An entry's map contains a `cik` (the identifier the SEC uses for a company or security), a `link` to the filing, a `category` which represents the category of filing (10-K, 10-Q, 4, etc.), an `rss_feed_id` which represents a unique id of the entry, a `summary` which is a short summary of the document, a filing `title` and an `updated_date`. The feed is a map of those entries and an `updated` date of the feed.
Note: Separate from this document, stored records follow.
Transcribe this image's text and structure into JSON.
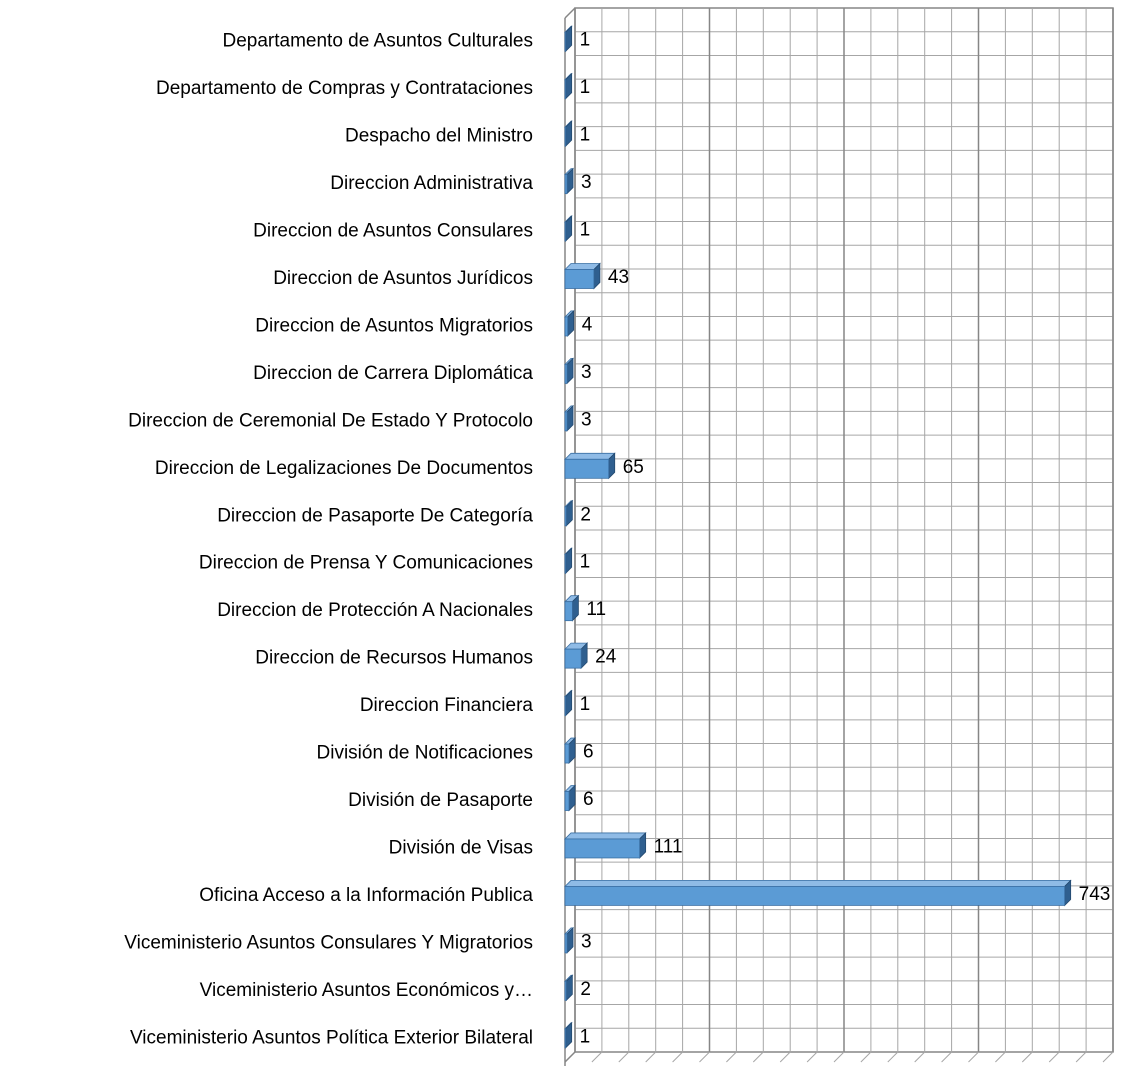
{
  "chart_data": {
    "type": "bar",
    "orientation": "horizontal",
    "categories": [
      "Departamento de Asuntos Culturales",
      "Departamento de Compras y Contrataciones",
      "Despacho del Ministro",
      "Direccion Administrativa",
      "Direccion de Asuntos Consulares",
      "Direccion de Asuntos Jurídicos",
      "Direccion de Asuntos Migratorios",
      "Direccion de Carrera Diplomática",
      "Direccion de Ceremonial De Estado Y Protocolo",
      "Direccion de Legalizaciones De Documentos",
      "Direccion de Pasaporte De Categoría",
      "Direccion de Prensa Y Comunicaciones",
      "Direccion de Protección A Nacionales",
      "Direccion de Recursos Humanos",
      "Direccion Financiera",
      "División de Notificaciones",
      "División de Pasaporte",
      "División de Visas",
      "Oficina Acceso a la Información Publica",
      "Viceministerio Asuntos Consulares Y Migratorios",
      "Viceministerio Asuntos Económicos y…",
      "Viceministerio Asuntos Política Exterior Bilateral"
    ],
    "values": [
      1,
      1,
      1,
      3,
      1,
      43,
      4,
      3,
      3,
      65,
      2,
      1,
      11,
      24,
      1,
      6,
      6,
      111,
      743,
      3,
      2,
      1
    ],
    "color": "#5b9bd5",
    "xlim": [
      0,
      800
    ],
    "xticks": [
      0,
      200,
      400,
      600,
      800
    ],
    "grid": true,
    "minor_grid_divisions": 5,
    "three_d": true
  }
}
Be bold, use this tool to bring some sanity to parsing the SEC's XML feed and feel free to contribute!

## Installation

This project is [available in Hex](https://hex.pm/packages/sec_recent_filings_rss_feed_parser) and the package can be installed as:

  1. Add sec_latest_filings_rss_feed_parser to your list of dependencies in `mix.exs`:

        def deps do
          [{:sec_latest_filings_rss_feed_parser, "~> 0.0.3"}]
        end

  2. Ensure sec_latest_filings_rss_feed_parser is started before your application:

        def application do
          [applications: [:sec_latest_filings_rss_feed_parser]]
        end

## License

This library is under the MIT [license](LICENSE.md).